Amanda Luxon has suggested selective information may be to blame for her husband Prime Minister Christopher Luxon’s polling numbers.
Speaking to the Dom Harvey Podcast, she suggested people are often surprised when they meet her husband in person and said, in New Zealand, there are “relatively few mechanisms for getting information out”.
“I actually feel as though New Zealanders are somewhat given a disservice. The information that comes up is quite a selective piece of information," she said.
"It's chosen by people, and we believe what's been given to us is the full story. We believe it is the correct story, and we believe it is factual and doesn't have an agenda or bias by anybody.
"But I can sometimes go, 'were they at the same thing I was at?' because in fact this was a really great event or a very great occasion, but what's reported is this tiny little you know, petty sort of thing on the side, and New Zealanders miss out."
She was speaking after a Taxpayers' Union Curia poll in March showed the National Party on a historically low 28%.

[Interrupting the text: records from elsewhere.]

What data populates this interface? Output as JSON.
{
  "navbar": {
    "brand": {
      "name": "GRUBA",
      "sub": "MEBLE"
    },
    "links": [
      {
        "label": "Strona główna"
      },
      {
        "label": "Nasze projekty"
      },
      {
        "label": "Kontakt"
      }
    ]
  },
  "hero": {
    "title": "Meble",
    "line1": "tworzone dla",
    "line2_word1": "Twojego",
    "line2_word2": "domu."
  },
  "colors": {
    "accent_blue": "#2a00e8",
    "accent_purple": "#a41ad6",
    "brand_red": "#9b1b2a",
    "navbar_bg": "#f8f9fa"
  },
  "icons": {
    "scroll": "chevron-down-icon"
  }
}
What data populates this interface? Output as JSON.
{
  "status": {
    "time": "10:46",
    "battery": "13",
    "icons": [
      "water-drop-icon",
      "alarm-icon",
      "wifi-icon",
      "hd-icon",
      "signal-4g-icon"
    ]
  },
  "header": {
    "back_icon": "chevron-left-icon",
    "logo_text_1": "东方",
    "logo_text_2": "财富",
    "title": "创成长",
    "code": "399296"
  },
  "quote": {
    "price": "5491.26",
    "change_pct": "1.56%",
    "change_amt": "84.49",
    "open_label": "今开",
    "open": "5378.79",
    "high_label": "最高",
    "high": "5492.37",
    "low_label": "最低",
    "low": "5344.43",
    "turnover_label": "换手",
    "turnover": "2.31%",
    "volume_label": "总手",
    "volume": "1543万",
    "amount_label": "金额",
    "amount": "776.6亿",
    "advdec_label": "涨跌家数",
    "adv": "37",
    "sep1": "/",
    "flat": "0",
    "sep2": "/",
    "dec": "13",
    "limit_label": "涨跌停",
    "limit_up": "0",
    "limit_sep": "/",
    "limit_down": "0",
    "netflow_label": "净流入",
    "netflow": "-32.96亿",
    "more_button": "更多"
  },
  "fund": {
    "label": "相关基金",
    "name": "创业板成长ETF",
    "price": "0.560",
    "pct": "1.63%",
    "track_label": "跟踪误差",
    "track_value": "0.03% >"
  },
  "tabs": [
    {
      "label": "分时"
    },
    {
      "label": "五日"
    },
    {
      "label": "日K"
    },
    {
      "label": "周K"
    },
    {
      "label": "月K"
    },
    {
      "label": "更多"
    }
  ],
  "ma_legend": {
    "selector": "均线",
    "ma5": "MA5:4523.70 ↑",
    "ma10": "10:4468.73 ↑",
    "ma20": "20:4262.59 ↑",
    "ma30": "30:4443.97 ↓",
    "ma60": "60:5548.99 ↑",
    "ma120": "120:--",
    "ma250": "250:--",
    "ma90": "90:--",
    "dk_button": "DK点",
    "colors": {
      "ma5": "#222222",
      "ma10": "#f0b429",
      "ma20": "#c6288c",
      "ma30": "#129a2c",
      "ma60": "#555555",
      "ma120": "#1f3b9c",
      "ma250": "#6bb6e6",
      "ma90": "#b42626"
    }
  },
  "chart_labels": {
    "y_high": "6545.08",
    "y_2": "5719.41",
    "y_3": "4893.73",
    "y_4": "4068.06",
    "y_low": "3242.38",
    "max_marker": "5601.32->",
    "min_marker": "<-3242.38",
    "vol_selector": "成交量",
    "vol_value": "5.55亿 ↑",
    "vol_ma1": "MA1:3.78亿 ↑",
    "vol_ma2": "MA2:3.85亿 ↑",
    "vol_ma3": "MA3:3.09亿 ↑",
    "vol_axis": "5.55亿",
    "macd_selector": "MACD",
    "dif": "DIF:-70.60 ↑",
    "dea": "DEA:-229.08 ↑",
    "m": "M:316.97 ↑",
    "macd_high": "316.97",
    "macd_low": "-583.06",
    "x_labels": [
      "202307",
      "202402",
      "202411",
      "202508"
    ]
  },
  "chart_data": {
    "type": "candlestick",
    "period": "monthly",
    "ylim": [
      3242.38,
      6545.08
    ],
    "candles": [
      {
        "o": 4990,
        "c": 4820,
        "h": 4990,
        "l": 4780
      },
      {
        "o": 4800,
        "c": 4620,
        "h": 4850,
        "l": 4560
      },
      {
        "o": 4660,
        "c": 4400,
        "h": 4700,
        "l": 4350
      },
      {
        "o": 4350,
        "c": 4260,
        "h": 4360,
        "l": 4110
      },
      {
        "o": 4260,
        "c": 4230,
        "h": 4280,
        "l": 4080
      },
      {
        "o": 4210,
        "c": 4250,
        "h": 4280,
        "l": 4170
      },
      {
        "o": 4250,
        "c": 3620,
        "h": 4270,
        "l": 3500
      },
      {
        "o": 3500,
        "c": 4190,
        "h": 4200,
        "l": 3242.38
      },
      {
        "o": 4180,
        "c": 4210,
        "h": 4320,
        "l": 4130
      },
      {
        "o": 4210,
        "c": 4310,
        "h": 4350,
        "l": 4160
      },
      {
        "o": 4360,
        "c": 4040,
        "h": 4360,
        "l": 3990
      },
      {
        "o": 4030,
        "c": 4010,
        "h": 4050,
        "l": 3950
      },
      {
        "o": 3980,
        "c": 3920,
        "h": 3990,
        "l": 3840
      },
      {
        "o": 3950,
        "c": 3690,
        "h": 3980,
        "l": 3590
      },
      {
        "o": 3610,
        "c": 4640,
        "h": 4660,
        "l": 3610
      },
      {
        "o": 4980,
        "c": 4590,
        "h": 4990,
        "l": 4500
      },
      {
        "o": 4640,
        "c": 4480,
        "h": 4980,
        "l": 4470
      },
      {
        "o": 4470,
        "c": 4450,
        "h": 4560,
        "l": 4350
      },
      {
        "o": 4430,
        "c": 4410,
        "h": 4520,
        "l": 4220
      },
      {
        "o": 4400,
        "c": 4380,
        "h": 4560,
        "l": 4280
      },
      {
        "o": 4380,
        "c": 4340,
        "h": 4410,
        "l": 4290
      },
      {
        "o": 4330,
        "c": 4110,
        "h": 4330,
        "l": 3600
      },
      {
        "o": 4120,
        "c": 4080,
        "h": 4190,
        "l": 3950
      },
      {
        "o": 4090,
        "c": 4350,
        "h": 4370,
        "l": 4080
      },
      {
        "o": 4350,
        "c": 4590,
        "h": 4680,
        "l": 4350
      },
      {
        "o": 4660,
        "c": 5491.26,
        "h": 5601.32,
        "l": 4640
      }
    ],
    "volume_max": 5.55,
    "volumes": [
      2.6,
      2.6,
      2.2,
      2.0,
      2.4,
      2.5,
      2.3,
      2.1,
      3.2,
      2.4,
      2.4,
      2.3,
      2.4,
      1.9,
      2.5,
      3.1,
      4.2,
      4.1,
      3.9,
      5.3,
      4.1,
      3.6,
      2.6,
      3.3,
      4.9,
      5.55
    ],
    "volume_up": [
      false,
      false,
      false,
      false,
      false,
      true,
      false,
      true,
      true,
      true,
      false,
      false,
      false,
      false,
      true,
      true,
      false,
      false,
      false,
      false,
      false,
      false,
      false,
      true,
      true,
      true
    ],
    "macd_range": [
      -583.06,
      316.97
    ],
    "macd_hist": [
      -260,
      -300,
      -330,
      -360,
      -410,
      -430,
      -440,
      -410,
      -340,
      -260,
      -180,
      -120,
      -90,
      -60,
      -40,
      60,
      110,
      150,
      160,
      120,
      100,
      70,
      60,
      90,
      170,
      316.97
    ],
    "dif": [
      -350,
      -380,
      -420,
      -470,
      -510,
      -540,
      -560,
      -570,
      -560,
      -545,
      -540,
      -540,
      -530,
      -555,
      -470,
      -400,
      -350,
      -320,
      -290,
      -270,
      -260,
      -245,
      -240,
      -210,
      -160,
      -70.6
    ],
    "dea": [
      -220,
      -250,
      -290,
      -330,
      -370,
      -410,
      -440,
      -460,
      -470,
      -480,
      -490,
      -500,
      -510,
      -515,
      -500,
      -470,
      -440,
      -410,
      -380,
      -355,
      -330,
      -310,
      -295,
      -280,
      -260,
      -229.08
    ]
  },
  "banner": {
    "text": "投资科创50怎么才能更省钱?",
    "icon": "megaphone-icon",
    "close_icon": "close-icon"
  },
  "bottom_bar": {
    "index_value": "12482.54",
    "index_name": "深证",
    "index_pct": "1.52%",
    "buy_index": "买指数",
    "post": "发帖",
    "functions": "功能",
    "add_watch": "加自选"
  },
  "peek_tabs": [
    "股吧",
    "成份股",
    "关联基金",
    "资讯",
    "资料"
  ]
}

"They may still decide not to or to like Christopher, but they're only given a piece of the story."
'Safe home haven'
Amanda Luxon also touched on the impact the polls could have on her husband, and said "anybody could get affected by it".
"But I know there's whole communities that aren't being tapped that are very positive toward Christopher," she said.
"I understand him the best in the world, I know him the best in the world, and after all of this is over it's him and me, and so he can share with me and be very frank with me, and say things he couldn't necessarily express elsewhere.
"We're the safe home haven at night at home, and he comes home and is in a safe place and that's the important thing."

She added when it comes to a bad result "you've got to keep rising above that", even when it is tough.
"It's hard when you're achieving a lot, working so hard, and you know the information is not getting out there as to what's really going on, so it would absolutely reflect."
'The most extreme job'
Later on in the interview, she called her husband's role "the most extreme job", which is "all encompassing".
"I don't think people realise how quite extreme it is, and I didn't realise how extreme and the demands so, someone who was prepared for it didn't really realise it," she told the podcast.
"It is very difficult in the life within Parliament and politics that you don't get access. He is on the move the whole time, and he wants to be out in the community... so he will be out meeting people as much as he can and interfacing.
"But the consequence of that is that he is booked from six in the morning until ten at night and you go 'where is lunch in there?' and there isn't, and then you're on the road so there's no place to get the lunch.
"The natural thing is you go for the quick energy boost or what you can get on the go, which is never the best thing."
The most recent 1News Verian poll in February had National on 34% and Labour on 32%.